See also Public Servants
Association v Department of Justice and Others (2004) 25 ILJ 692
(LAC) at paragraphs 25 to 29.
29.
It should have been clear to the Commissioner that Nhlapo had a
direct and substantial interest in this matter.  It became
clear
during the evidence of the first witness that Nhlapo is alleged to
have bought the business, that there was a dispute as
to whether
Nhlapo knew that he became,
ex lege
,
the first respondents new employer and that all the rights and
obligations between the old employer and the employees continued
to
be in force as if they had been rights and obligations between him
and the employees.  The order in this matter, logically,
means
that Nhlapo has been divested of his “
business”
.
In terms of section 197(9) of the Act the old and new
employer are jointly and severally liable in respect of any
claim
concerning any term or condition of employment that arose prior to
the transfer.  The Commissioner was in my view in
light of the
evidence before him obliged of his own accord to order the joinder of
Nhlapo.   Generally in section 197
disputes, depending on
the nature of the dispute and the facts, it is advisable to join the
old and the new employer or the old
employer and putative transferee
employer as the case may be.
Conclusion
30.
In conclusion, to sum up, the Commissioner committed a gross
irregularity by finding that the applicant had to engage
in a

consultation process”
with the first respondents before the transfer.  His finding
that the manner in which the agreement was concluded was not
in line
with the provisions of section 197 is also a gross irregularity.

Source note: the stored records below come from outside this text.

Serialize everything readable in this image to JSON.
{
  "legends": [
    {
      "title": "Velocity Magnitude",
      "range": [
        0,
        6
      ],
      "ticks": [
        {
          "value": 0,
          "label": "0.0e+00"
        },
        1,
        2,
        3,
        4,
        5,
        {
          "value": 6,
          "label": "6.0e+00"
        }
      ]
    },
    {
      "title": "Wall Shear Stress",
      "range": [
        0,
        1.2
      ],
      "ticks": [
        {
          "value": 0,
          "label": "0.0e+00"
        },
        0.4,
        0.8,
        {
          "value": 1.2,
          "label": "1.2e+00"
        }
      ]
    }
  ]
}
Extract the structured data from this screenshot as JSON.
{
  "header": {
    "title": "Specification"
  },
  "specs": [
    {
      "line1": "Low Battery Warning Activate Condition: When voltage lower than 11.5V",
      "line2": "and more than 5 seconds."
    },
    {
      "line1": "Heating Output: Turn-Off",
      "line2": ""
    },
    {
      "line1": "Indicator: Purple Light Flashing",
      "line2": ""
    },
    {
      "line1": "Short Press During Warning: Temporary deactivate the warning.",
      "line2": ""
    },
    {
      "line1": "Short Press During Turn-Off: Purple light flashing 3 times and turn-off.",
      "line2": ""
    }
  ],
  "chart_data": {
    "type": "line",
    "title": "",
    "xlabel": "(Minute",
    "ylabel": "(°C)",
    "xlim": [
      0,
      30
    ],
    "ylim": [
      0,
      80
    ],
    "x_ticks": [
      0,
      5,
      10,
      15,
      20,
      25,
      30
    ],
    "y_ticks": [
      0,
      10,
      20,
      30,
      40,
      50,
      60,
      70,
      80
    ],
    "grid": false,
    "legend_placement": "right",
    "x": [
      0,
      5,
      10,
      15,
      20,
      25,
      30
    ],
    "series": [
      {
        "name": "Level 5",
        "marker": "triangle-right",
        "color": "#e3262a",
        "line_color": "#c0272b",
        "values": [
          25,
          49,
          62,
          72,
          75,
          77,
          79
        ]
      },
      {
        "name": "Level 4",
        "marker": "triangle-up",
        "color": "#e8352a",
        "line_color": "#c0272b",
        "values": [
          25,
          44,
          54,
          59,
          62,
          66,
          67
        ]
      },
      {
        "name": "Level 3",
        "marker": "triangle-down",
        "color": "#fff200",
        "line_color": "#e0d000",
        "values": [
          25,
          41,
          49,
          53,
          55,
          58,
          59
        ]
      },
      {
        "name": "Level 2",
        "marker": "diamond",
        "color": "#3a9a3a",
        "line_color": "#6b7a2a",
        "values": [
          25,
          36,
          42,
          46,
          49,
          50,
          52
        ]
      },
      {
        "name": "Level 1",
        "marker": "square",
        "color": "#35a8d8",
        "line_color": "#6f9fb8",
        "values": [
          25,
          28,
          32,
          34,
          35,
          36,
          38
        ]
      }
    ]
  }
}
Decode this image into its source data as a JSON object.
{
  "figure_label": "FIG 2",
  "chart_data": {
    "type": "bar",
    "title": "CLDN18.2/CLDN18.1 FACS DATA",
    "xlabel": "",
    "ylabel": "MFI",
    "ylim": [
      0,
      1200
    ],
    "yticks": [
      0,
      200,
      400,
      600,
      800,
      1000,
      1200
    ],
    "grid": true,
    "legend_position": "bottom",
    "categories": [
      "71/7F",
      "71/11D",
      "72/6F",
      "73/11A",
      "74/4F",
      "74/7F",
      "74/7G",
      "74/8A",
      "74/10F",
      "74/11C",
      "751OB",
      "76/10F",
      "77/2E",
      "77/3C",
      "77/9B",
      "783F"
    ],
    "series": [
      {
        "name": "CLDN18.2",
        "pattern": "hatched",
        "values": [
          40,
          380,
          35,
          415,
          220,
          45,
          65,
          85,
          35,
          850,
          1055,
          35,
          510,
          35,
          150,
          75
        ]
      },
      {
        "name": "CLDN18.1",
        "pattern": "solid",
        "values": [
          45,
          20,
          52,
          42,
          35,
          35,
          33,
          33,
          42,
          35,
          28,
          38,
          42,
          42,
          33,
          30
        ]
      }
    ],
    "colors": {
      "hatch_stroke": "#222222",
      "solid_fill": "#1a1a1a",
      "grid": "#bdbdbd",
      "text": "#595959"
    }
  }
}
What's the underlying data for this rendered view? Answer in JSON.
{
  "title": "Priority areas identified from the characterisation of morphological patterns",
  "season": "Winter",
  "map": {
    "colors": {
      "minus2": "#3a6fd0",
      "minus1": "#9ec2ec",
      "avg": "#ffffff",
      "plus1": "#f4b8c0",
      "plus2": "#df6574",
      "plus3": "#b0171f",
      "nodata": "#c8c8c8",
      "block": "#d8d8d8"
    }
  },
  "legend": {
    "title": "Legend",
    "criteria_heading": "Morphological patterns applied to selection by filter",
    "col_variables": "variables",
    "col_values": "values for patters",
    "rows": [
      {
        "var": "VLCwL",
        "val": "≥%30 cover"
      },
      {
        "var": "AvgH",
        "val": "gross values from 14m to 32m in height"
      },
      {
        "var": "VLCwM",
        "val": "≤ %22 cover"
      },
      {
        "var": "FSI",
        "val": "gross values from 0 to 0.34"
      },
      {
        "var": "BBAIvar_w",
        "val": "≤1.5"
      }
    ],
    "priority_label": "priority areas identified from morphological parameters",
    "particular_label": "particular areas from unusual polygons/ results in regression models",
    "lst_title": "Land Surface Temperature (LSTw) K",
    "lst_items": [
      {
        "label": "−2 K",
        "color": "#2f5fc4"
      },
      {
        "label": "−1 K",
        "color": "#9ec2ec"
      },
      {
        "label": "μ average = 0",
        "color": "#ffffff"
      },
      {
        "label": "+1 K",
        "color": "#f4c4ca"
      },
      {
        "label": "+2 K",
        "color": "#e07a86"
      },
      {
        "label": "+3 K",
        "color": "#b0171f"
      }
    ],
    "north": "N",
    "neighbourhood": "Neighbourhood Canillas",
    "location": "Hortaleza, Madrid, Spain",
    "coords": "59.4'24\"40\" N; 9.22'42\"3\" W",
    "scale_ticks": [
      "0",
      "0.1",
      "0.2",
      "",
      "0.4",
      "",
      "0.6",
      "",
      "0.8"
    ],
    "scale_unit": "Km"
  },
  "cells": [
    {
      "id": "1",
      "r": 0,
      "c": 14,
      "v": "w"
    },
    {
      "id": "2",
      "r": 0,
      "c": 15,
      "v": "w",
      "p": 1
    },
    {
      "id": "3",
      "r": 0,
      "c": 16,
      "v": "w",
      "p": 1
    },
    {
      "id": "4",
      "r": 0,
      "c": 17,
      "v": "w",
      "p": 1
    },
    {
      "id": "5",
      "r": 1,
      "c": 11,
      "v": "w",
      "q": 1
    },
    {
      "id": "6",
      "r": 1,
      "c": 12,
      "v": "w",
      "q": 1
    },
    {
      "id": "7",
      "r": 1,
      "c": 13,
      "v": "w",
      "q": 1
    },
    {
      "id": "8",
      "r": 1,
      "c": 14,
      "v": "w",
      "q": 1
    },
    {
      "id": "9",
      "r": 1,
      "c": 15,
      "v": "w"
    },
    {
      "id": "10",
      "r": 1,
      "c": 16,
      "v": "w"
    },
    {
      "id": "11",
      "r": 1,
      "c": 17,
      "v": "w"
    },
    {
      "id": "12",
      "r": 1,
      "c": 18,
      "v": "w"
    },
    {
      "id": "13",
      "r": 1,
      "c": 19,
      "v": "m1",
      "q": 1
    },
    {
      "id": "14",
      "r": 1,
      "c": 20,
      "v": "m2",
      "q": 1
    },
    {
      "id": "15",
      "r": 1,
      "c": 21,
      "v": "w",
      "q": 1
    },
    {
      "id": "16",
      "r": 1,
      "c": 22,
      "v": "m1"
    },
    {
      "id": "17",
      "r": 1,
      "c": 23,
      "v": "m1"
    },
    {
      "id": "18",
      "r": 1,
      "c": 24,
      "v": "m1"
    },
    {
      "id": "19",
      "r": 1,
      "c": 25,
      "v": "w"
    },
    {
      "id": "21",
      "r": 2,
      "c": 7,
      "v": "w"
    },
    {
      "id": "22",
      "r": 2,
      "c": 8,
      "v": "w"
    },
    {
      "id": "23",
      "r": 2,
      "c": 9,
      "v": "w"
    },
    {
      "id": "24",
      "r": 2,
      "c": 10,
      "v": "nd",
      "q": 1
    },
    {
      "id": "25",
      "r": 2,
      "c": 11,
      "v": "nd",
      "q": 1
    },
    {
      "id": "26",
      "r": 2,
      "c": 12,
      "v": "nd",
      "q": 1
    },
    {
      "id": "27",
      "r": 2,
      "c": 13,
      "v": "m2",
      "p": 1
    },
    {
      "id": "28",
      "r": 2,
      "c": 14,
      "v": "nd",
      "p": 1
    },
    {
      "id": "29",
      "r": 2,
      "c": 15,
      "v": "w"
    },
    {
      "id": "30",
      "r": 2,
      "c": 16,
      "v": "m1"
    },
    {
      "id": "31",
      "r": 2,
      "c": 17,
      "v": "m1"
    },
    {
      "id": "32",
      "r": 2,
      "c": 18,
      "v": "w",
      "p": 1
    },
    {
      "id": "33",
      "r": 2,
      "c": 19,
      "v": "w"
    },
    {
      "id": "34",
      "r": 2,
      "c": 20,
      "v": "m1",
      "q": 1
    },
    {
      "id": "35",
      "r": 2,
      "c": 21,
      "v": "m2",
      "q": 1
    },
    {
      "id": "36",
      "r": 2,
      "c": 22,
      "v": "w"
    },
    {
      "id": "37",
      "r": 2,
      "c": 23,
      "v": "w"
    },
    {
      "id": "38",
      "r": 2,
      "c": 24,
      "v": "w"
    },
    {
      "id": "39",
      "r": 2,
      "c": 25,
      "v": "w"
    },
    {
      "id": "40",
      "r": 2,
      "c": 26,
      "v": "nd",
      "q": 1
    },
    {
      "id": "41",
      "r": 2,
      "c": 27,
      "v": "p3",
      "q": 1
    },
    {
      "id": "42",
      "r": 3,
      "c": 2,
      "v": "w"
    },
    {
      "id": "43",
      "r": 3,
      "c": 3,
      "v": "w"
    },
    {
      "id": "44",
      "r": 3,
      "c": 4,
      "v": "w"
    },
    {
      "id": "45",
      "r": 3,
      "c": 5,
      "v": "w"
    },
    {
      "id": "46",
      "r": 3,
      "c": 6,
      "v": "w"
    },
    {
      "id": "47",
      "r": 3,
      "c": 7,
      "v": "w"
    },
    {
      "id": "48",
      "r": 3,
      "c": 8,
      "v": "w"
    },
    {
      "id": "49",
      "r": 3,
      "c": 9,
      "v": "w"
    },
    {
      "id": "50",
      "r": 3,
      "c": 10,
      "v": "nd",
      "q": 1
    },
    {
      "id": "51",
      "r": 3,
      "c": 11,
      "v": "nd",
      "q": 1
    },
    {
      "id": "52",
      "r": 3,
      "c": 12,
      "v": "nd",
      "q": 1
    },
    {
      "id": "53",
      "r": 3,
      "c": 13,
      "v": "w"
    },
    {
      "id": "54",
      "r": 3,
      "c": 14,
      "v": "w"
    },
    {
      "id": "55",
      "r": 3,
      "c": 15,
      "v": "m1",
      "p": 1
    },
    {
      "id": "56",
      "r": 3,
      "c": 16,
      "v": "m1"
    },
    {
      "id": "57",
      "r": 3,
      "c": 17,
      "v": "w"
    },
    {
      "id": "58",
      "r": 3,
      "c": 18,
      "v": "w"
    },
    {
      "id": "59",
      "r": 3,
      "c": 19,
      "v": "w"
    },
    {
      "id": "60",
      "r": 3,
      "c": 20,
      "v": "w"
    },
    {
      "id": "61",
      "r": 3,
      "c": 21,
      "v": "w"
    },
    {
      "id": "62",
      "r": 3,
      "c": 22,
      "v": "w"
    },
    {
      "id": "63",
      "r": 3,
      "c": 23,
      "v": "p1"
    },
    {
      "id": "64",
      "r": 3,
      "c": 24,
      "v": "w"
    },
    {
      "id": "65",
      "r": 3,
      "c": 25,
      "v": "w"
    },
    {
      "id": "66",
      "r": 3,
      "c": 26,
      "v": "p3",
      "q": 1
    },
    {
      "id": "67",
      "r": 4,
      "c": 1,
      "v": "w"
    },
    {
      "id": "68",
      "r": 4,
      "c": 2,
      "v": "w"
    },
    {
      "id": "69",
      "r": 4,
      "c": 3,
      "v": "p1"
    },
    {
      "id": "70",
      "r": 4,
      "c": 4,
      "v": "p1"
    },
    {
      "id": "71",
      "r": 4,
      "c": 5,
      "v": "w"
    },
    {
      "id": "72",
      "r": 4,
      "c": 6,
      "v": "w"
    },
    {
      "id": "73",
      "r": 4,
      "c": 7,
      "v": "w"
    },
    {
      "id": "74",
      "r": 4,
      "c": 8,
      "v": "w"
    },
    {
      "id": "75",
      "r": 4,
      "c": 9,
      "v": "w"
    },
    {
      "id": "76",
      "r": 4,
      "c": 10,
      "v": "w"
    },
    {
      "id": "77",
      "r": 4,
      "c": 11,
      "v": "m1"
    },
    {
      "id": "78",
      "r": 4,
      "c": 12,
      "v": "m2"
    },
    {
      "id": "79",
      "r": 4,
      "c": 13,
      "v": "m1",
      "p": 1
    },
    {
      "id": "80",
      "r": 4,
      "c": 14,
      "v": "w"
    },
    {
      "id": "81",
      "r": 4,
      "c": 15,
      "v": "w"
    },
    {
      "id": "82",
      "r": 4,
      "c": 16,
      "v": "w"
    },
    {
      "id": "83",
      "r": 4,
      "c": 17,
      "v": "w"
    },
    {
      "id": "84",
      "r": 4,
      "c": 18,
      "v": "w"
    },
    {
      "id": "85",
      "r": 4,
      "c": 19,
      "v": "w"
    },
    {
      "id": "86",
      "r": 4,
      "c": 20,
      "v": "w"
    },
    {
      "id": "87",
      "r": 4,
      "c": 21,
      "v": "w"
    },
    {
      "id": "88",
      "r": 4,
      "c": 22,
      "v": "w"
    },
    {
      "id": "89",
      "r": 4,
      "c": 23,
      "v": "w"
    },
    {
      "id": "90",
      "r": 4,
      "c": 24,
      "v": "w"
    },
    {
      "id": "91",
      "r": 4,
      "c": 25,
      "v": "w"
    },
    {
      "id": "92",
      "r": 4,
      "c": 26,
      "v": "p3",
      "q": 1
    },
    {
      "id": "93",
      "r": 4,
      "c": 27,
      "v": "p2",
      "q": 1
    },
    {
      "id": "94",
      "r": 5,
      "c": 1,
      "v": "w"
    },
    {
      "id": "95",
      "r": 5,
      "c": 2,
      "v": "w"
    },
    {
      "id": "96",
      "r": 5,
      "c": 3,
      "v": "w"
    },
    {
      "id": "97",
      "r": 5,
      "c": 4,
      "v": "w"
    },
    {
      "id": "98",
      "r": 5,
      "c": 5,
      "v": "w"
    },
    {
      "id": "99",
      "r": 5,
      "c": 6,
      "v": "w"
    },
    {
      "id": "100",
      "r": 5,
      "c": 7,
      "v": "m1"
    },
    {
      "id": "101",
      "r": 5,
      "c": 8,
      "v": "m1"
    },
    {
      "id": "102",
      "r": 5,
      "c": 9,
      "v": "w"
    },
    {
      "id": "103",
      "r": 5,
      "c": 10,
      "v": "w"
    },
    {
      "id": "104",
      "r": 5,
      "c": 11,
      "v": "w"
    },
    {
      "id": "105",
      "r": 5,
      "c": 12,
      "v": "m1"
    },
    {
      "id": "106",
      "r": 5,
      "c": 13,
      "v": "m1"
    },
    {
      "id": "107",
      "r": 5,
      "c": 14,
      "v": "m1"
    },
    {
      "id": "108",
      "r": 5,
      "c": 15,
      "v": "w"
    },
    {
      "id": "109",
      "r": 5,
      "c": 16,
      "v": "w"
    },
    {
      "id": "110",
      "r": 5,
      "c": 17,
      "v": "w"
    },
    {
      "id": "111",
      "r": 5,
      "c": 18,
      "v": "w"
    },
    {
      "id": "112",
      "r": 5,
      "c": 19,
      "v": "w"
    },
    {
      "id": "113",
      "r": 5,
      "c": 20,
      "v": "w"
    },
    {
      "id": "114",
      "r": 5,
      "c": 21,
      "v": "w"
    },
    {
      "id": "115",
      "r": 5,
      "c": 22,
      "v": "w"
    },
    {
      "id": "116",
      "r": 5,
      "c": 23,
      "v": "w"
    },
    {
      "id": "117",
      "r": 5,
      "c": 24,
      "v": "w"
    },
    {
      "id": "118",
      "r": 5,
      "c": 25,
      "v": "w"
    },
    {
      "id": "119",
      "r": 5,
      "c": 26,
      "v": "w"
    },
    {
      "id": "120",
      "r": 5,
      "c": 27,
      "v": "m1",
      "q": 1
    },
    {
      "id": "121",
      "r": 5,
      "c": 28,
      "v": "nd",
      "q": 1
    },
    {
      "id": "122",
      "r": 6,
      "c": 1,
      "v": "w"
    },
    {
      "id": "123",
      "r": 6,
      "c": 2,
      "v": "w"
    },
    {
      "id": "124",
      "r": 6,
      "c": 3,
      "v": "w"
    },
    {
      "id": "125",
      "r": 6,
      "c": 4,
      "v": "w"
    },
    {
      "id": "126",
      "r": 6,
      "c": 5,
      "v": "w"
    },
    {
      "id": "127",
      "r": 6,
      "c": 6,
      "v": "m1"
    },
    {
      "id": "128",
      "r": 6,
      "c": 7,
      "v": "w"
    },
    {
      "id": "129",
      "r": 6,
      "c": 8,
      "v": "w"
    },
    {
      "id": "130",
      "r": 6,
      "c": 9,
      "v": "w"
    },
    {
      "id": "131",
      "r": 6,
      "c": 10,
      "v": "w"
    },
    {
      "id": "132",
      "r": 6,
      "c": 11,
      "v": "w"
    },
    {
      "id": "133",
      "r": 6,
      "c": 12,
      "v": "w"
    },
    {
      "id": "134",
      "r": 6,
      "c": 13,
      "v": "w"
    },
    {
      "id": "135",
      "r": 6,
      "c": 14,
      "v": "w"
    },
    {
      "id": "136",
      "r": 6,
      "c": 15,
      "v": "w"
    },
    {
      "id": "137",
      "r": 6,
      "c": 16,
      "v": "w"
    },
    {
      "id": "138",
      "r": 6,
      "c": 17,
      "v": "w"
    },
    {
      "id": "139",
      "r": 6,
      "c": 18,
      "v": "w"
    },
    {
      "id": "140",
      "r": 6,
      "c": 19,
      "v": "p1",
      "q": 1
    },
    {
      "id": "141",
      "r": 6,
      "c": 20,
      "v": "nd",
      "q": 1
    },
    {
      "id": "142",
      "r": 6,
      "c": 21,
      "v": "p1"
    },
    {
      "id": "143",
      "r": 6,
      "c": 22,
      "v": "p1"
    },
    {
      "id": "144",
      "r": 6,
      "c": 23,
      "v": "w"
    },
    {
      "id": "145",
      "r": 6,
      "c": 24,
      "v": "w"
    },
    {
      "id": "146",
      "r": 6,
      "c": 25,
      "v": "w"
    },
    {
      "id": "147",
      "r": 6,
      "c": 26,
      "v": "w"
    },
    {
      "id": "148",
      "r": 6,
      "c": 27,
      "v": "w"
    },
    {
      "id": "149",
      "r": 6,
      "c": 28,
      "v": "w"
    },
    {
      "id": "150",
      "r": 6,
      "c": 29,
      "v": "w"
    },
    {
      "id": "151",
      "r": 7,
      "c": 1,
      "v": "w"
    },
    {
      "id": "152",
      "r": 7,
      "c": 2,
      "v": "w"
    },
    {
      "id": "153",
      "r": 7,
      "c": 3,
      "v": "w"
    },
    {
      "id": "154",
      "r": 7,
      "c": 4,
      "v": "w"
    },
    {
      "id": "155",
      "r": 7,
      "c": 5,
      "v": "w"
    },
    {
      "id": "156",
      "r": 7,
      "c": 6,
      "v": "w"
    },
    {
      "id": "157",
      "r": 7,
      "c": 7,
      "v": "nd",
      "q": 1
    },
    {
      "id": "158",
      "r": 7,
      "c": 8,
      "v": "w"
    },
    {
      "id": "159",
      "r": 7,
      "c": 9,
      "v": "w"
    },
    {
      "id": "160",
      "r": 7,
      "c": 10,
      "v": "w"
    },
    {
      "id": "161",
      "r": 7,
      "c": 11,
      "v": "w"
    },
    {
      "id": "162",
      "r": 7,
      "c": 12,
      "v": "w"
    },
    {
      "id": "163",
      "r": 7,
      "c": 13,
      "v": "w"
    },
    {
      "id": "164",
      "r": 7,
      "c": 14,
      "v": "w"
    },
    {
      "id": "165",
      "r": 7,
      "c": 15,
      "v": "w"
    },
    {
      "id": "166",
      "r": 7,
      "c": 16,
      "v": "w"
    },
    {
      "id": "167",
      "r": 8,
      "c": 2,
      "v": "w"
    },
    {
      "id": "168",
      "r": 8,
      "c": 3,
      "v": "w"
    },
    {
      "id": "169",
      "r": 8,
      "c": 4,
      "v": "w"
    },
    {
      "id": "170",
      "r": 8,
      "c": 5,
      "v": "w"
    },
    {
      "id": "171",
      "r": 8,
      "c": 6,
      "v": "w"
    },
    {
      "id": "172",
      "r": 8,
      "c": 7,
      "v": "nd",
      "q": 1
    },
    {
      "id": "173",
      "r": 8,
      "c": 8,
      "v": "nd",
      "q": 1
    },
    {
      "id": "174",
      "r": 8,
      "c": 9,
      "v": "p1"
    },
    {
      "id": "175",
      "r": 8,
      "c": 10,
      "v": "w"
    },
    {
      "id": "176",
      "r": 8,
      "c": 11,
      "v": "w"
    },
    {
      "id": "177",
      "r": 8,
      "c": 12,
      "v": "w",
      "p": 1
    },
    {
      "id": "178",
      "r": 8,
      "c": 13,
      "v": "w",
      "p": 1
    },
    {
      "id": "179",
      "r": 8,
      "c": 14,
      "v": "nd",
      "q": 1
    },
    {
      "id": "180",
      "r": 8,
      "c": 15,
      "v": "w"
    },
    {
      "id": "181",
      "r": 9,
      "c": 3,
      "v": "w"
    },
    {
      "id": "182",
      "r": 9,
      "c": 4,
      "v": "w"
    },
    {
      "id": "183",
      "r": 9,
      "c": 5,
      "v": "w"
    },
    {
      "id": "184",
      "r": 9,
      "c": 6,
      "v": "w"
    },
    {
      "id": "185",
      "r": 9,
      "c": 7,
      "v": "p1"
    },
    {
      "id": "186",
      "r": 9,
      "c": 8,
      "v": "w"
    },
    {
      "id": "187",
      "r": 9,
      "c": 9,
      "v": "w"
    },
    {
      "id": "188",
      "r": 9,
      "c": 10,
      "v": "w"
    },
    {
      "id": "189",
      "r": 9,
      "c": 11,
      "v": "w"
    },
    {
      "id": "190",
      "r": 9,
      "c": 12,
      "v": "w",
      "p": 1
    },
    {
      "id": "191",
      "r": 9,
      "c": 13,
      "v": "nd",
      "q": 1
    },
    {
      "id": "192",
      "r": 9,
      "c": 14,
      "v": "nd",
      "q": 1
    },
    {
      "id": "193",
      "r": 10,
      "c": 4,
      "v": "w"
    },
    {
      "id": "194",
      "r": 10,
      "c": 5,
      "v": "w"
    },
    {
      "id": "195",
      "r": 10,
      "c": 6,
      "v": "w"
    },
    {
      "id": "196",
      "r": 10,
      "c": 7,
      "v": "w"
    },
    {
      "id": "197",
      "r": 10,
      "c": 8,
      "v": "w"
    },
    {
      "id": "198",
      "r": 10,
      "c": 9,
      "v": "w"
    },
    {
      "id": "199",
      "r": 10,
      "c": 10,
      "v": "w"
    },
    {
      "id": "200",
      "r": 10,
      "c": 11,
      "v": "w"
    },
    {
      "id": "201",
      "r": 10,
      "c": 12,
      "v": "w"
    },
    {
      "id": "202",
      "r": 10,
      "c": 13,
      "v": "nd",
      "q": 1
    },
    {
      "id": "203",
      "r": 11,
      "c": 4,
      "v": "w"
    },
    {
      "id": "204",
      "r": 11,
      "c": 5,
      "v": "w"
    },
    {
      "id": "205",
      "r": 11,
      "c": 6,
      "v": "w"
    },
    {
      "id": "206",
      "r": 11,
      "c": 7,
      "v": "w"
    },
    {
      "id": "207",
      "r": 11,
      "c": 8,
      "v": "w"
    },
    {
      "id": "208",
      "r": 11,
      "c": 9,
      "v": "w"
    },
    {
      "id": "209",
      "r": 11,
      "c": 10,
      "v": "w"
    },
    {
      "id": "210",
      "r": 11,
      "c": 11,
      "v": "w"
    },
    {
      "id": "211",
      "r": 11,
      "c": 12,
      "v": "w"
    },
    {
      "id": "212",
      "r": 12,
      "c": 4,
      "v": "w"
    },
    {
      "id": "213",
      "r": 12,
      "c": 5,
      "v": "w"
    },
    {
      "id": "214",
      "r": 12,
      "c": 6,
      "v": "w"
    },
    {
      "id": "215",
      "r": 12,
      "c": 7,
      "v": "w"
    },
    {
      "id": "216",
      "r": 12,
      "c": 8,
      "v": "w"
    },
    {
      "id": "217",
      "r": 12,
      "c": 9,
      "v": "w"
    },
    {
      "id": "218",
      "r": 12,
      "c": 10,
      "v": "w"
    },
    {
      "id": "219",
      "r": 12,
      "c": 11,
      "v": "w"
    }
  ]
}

Likewise his finding that the applicant dismissed
the first
respondents is, based on the evidence before him, untenable. There
was, as mentioned above, no evidence or indication
as to whether
there was compliance or not, with the suspensive condition in
relation to the first payment.  In my view the
decision of the
third respondent is a decision that a reasonable decision maker could
not reach.
See Sidumo v
Rustenberg Platinum Mines
[2007] ZACC 22
;
2008 (2)
BCLR 158
(CC) paragraph 110.
Ruling
31.
The award of the third respondent ought to be set aside.  The
matter ought to be remitted to the second respondent
for hearing.  It
is best that the matter be heard by another Commissioner.
Costs
32.
Mr Van der Merwe on behalf of the applicant requested me to make a
costs order in favour of the applicant.  The issue
in relation
to the suspensive condition and joinder was not raised by the
applicant.   I am of the opinion that having
regard to the
facts and circumstances of the case the most equitable and fair order
would be to make no costs order.
Order
33.
I accordingly make the following order.
1.  The
arbitration award made by the third respondent dated 22 January 2007
is set aside.
2.
This matter is remitted to the second respondent for rehearing before
a Commissioner other than the third respondent.
3.
No order as to costs is made.
_______________
C.J.
MUSI, AJ
On
behalf of the Applicant:
Adv H A Van der Merwe
Instructed
by:
Senekal
Simmonds Inc.
On
behalf of the Respondents:      H Kgotleng
Kgotleng
Attorneys
[1]
The
21 employees were cited as the First Respondents. I propose for
pragmatic reasons
also
to refer to all the employees as the First Respondents.